Les poubelles radioactives ! BURE la préférée .... - L'atelier

Retour : Accueil

Cette actualité a été publiée le 07/02/2010 à 23h18 par Jacques.


LES POUBELLES RADIOACTIVES ! BURE LA PRÉFÉRÉE ....

  • Google+
  • FaceBook
  • Twitter
  • Linked in
  • Tumblr
  • Google+  FaceBook   Twitter
  • LinkedIn  Tumblr
SOMMAIRE de Demain l'Homme - Accès aux derniers articles quotidiens du module principal WikiSurTerre
Les poubelles radioactives ! BURE la préférée ....

Sur le territoire de la commune de Bure est implanté le Laboratoire de recherche souterrain de Meuse/Haute-Marne destiné aux recherches sur le stockage des déchets radioactifs en couche géologique profonde.

Ce laboratoire souterrain est exploité par l'Agence nationale pour la gestion des déchets radioactifs.
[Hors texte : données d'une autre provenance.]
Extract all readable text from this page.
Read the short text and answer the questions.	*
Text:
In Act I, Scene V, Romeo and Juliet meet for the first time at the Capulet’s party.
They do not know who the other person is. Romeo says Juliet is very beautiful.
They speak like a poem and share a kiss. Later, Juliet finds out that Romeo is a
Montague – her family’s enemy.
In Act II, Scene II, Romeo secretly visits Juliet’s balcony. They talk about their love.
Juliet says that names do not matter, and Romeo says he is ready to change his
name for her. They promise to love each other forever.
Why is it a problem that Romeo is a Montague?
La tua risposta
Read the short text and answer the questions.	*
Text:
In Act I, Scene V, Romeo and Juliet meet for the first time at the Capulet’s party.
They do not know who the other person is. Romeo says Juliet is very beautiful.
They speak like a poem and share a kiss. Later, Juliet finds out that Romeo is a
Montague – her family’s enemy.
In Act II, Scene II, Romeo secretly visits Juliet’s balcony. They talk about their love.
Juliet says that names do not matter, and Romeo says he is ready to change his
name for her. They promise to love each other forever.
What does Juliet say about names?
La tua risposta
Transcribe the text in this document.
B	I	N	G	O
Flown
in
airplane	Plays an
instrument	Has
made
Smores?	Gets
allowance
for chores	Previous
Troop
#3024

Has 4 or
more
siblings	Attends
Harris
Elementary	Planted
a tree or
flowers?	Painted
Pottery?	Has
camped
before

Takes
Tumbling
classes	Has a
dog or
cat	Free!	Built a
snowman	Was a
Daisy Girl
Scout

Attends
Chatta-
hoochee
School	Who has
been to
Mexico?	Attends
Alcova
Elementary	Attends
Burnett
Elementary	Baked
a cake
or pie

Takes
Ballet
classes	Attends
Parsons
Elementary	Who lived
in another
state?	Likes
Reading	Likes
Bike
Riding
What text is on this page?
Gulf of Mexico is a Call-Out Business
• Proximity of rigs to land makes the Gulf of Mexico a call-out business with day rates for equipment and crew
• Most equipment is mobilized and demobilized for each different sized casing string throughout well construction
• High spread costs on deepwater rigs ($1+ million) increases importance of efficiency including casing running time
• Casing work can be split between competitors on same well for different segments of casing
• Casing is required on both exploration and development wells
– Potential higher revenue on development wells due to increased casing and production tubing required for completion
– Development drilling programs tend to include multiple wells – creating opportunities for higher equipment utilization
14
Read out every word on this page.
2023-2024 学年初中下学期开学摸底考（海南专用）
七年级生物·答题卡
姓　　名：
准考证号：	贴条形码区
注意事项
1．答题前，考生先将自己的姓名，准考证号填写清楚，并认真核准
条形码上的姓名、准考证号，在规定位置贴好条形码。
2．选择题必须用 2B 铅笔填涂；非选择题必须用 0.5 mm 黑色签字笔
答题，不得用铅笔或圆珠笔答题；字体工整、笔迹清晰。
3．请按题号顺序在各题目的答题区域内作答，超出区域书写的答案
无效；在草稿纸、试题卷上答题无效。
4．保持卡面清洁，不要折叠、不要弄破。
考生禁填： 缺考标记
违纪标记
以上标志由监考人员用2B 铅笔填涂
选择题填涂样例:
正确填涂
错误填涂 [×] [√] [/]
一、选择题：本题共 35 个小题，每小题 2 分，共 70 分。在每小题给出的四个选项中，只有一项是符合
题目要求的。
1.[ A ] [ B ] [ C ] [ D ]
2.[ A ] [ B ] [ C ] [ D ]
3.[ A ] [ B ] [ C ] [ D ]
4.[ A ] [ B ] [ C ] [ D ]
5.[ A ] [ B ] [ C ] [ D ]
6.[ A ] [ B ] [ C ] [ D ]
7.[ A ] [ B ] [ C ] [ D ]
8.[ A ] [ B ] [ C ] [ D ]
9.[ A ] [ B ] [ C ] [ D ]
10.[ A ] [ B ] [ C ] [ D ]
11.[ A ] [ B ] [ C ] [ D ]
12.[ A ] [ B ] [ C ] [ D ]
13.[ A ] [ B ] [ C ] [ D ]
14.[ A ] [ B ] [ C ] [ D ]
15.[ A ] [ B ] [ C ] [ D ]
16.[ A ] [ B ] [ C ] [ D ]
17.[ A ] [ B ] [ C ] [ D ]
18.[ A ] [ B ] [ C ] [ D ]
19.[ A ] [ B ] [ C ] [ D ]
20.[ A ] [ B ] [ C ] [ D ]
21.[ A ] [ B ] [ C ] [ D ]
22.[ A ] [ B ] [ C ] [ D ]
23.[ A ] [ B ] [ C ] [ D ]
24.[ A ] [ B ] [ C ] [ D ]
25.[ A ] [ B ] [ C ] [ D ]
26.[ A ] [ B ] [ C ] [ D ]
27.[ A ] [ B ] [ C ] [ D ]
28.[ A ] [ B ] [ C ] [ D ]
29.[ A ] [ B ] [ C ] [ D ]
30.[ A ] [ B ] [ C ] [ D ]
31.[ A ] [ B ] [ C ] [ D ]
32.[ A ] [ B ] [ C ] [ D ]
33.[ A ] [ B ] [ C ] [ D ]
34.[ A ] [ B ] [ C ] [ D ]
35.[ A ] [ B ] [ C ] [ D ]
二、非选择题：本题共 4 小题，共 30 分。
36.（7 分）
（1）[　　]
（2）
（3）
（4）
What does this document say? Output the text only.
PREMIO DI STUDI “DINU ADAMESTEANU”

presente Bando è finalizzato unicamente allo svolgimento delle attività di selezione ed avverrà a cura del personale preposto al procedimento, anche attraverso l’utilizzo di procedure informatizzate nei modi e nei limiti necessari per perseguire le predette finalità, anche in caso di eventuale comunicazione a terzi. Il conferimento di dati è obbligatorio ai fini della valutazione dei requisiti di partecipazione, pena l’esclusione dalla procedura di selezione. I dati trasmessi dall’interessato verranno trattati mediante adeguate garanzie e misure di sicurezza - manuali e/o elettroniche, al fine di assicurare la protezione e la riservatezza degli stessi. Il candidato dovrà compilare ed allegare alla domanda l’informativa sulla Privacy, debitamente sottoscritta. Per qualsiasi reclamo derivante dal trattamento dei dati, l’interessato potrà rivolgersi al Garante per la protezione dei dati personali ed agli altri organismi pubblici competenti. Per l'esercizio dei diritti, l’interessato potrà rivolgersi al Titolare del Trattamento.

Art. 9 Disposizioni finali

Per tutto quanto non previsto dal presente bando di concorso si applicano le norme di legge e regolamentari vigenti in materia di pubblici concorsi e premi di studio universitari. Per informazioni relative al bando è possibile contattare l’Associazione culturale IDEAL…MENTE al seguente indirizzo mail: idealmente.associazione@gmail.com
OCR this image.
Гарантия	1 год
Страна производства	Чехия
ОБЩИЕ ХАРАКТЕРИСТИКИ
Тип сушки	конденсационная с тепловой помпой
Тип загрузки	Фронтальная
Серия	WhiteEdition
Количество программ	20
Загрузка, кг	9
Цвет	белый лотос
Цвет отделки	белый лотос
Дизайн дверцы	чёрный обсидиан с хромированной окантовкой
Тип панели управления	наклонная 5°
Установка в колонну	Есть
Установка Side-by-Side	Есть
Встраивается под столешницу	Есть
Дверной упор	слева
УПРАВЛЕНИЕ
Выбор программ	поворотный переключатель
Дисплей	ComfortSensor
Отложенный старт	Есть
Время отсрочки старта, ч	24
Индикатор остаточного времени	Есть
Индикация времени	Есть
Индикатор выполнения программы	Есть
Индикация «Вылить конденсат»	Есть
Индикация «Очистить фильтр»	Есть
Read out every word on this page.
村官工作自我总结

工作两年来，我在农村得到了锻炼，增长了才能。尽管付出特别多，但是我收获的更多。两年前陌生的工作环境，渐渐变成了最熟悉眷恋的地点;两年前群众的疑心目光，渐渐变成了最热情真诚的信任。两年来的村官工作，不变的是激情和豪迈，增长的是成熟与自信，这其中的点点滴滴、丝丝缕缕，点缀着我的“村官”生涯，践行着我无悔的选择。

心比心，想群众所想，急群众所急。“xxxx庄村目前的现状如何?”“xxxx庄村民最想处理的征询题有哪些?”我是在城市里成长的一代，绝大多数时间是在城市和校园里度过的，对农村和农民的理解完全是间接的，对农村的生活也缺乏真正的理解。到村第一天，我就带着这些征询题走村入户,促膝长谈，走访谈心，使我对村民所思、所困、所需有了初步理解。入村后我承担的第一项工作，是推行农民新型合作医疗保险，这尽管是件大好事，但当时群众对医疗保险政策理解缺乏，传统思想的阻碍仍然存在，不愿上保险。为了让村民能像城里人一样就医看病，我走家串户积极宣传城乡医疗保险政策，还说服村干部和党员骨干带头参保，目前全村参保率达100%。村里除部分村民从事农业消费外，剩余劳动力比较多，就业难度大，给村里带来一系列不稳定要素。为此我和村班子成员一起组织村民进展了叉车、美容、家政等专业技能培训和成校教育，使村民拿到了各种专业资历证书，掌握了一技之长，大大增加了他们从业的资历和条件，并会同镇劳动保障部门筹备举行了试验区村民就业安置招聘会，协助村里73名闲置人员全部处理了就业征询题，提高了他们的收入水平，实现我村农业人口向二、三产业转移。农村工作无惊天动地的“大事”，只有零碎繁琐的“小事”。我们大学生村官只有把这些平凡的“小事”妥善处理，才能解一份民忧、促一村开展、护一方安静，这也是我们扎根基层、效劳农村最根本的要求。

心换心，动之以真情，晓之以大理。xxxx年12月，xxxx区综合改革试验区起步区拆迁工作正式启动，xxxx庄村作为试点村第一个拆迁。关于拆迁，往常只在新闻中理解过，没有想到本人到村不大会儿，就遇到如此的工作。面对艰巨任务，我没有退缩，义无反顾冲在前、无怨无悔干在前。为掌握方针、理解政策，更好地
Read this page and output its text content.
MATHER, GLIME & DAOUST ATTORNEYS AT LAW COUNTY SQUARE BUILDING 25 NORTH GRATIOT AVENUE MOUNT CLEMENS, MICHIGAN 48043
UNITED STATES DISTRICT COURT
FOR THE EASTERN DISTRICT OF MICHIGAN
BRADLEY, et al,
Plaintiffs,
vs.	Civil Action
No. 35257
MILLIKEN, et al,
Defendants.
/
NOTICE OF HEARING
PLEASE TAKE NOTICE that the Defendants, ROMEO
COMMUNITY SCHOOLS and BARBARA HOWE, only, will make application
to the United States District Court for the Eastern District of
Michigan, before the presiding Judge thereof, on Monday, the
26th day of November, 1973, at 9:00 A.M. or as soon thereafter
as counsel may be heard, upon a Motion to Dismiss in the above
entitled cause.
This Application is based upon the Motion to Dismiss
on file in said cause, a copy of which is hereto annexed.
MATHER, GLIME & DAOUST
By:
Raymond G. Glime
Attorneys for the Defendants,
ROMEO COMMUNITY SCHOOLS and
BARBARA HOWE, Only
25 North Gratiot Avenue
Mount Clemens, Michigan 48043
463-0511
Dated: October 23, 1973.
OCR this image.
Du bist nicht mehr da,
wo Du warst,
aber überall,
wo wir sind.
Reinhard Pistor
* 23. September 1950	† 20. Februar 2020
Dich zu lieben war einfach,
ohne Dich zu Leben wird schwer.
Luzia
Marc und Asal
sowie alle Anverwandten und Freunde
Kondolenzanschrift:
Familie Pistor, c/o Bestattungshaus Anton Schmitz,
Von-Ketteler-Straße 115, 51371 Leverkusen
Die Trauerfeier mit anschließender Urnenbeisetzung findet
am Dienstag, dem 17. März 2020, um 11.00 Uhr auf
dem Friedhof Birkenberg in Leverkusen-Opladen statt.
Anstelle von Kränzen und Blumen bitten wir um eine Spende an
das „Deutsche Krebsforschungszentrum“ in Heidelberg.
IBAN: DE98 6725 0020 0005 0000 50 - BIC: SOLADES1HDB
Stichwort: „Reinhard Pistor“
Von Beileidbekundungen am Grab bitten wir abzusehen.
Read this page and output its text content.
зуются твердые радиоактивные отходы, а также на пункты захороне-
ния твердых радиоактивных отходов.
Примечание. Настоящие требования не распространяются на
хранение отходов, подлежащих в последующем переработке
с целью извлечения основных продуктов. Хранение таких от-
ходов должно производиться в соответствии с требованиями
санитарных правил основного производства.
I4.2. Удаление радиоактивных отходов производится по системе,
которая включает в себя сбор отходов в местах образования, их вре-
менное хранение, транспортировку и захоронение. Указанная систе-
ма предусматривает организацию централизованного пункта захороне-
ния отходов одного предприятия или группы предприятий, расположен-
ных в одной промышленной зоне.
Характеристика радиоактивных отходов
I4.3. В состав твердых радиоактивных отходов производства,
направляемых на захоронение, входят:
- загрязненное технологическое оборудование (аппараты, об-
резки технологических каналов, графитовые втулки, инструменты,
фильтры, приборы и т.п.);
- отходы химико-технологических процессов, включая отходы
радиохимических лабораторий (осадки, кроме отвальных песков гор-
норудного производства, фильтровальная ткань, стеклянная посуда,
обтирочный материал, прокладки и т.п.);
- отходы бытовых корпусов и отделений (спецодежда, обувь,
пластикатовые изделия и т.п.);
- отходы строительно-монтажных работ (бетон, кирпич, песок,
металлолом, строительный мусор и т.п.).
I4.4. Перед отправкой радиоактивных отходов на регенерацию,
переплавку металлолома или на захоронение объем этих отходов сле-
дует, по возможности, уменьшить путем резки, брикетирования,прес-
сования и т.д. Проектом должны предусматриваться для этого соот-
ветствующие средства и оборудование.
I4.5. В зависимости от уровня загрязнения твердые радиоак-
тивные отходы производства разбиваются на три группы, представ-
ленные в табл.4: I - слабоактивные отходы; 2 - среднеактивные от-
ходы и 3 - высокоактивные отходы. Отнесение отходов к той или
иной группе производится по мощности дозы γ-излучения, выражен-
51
La commune de Bure accueille également le bâtiment (ancienne ferme en cours de rénovation) de l'association Bure Zone Libre, opposée au laboratoire et aux projets de stockage géologique.

Des études effectuées sur le site de Bure dans la Meuse, destiné à accueillir un laboratoire pour l'enfouissement de déchets radioactifs, viennent d'être rendues publique par leurs auteurs, Jacques MULLER, géologue et directeur de recherche au CNRS et André MOUROT, géophysicien. Les conclusions des 2 chercheurs sont éloquentes, non seulement BURE est situé sur une faille majeure transcontinentale active, mais de plus, tout le massif local est constitué d'un réseau de failles multiples, voie de pénétration pour l'eau.

Si l'eau est pompée pendant la phase actuelle de creusement du centre, même étanchées artificiellement comme prévu, les galeries du centre de stockage souterrain finiront fatalement par être atteintes par l'eau. Ainsi, pour les collectifs d'opposants à Bure, en mettant en oeuvre l'enfouissement, on programme la contamination irrémédiable des nappes phréatiques attenantes et de graves questions se posent :

- pourquoi l'ANDRA (agence nationale pour la gestion des déchets radioactifs) a-t-elle masqué sciemment certaines failles sur les cartes et manipulé celles-ci ?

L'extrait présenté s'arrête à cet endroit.